La revue mensuelle de la fusion pour les nuls
Le point sur les Activités Sociales et Culturelles
Depuis 2 mois, le personnel de Pôle emploi est inondé de tracts contradictoires et polémiques sur les ASC. Essayons de faire le point sur ce qui est factuel et partagé par toutes les organisations syndicales.
L'article 44 de la CCN, qui instituait la CNGASC, a été déclaré contradictoire au Code du Travail par un arrêt de la Cour d'Appel de Paris. Celle-ci indique que l'ensemble des ASC (1,2% + 1,3% = 2,5% de la masse salariale) doit être attribué aux Comités d'Etablissements, suite au recours juridique initié par le SNU et deux CE (Bretagne et Lorraine).
Un jugement du Tribunal Administratif confirme l'illégalité de l'article 44 en l'état.
Toutes les organisations syndicales nationales se sont dites favorables à une "mutualisation nationale" d'une partie des ASC, c'est à dire la part initialement gérées par la CNGASC. On s'oriente vers une gestion de cette part mutualisée par le Comité Central d'Entreprise, ou plus précisément une commission ASC du CCE.
Deux textes sont donc en cours de négociation:
- Une réécriture de l'article 44 conforme au Code du Travail.
- Un accord de gestion entre le CCE et les CE, permettant à chaque CE de rétrocéder une partie des ASC en vue de sa mutualisation.
Dans l'attente de l'issue de cette négociation, la Direction Générale verse le montant des ASC à chaque CE, mais la part destinée à la mutualisation n'est versée que mois par mois (par douzième). Or une grande partie des fonds est destinée à être dépensée sous forme d'aide aux vacances, c'est à dire avant et pendant l'été 2012. C'est pourquoi la DG propose aux organisations syndicales un "accord transitoire à durée déterminée" permettant de verser immédiatement aux Comités d'Etablissements 75% de la part destinée à la mutualisation. Cet accord permettrait à chaque CE de délivrer les aides aux vacances (chèques vacances ou autres prestations) dans des délais raisonnables. Cet "accord à durée déterminée" est ouvert à signature jusqu'au 11 mai.

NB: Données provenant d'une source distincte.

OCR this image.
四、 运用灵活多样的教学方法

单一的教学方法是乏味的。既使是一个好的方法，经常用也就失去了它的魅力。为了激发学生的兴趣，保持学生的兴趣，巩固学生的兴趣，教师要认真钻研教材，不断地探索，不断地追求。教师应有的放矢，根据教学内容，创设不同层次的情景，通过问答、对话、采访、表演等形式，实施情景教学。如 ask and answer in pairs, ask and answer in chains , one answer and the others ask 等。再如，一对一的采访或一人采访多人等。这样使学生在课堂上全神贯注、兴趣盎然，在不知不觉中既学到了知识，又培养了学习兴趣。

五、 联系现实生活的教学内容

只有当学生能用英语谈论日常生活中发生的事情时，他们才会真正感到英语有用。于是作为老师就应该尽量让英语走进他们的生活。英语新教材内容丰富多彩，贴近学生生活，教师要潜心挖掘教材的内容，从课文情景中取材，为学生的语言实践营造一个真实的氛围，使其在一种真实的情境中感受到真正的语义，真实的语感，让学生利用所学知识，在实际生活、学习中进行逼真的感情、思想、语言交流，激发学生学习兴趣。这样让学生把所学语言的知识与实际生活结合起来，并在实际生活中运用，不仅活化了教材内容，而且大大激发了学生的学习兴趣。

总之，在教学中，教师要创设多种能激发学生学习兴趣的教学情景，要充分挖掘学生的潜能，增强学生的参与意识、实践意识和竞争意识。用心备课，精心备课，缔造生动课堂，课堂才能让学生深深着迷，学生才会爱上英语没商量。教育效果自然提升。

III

L'accord à durée déterminée ouvert à signature
Nous savons que cet article va susciter des commentaires nombreux et passionnés. Comme toujours, la parole est libre sur La fusion pour les nuls. Nous préconisons cependant une certaine retenue dans les échanges: pas d'injures et d'anathèmes, pas de discours stéréotypés. Il s'agit avant tout de comprendre la complexité du dossier, d'échanger des arguments rationnels, afin que chacun puisse se construire son propre jugement.
comment peut-on proposer un texte contraire au Code du Travail?
La seconde question est et reste :
comment peut on signer un texte contraire au Code du Travail
La troisième question est et reste :
Ni la direction ni les OS n'avaient d'experts suffisants pour éviter pareil pataquès?
La cocnlusion est et reste :
A quoi joue-t-on sur le dos des agents?
L'article 44 n'a jamais été attaqué en tant que tel par le SNU (car le SNU est non signataire de la CCN) mais dans son organisation.
Ce ne sont pas les CE de Lorraine et de Bretagne qui attaquent mais le SNU Lorraine et Bretagne qui continuent de l'attaquer malgré une volonté du SNU National de calmer les choses (beaucoup ont prit conscience de leur bêtise sur cette affaire).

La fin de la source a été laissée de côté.